In this week’s address, President Obama says that the United States Senate will soon take action to fix our broken immigration system with a commonsense bill, and urges lawmakers to act quickly to pass this bill so that we can continue to live up to our traditions as a nation of laws, and also a nation of immigrants.
The bill before the Senate isn’t perfect. It’s a compromise. Nobody will get everything they want – not Democrats, not Republicans, not me. But it is a bill that’s largely consistent with the principles I’ve repeatedly laid out for commonsense immigration reform.
This bill would continue to strengthen security at our borders, increase criminal penalties against smugglers and traffickers, and hold employers more accountable if they knowingly hire undocumented workers. If enacted, it would represent the most ambitious enforcement plan in recent memory.
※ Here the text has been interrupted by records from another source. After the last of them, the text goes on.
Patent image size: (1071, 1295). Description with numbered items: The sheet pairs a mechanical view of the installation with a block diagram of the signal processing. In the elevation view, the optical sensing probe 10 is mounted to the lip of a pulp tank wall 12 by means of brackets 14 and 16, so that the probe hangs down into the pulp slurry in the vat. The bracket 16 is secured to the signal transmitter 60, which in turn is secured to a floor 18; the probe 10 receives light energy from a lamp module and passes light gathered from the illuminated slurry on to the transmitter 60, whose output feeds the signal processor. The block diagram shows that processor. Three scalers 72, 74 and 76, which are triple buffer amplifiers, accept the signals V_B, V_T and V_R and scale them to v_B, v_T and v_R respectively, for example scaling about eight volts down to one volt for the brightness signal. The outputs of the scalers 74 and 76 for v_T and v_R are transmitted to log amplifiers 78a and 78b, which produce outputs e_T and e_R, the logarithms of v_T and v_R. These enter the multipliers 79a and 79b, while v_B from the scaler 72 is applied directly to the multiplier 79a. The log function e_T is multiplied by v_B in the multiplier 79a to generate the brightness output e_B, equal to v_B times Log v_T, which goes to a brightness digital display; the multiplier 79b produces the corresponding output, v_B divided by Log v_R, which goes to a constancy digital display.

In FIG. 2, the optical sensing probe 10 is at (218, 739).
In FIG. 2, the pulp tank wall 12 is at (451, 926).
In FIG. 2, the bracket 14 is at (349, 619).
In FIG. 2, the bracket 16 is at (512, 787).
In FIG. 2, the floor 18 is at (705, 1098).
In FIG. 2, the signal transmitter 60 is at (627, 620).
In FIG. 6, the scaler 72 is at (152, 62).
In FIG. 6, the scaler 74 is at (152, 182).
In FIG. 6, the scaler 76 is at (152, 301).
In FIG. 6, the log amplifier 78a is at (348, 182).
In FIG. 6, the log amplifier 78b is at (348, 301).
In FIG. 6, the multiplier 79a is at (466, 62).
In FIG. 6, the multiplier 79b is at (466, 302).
This bill would provide a pathway to earned citizenship for the 11 million individuals who are in this country illegally – a pathway that includes passing a background check, learning English, paying taxes and a penalty, and then going to the back of the line behind everyone who’s playing by the rules and trying to come here legally.
This bill would modernize the legal immigration system so that, alongside training American workers for the jobs of tomorrow, we’re also attracting highly-skilled entrepreneurs and engineers who will grow our economy. And so that our people don’t have to wait years before their loved ones are able to join them in this country we love.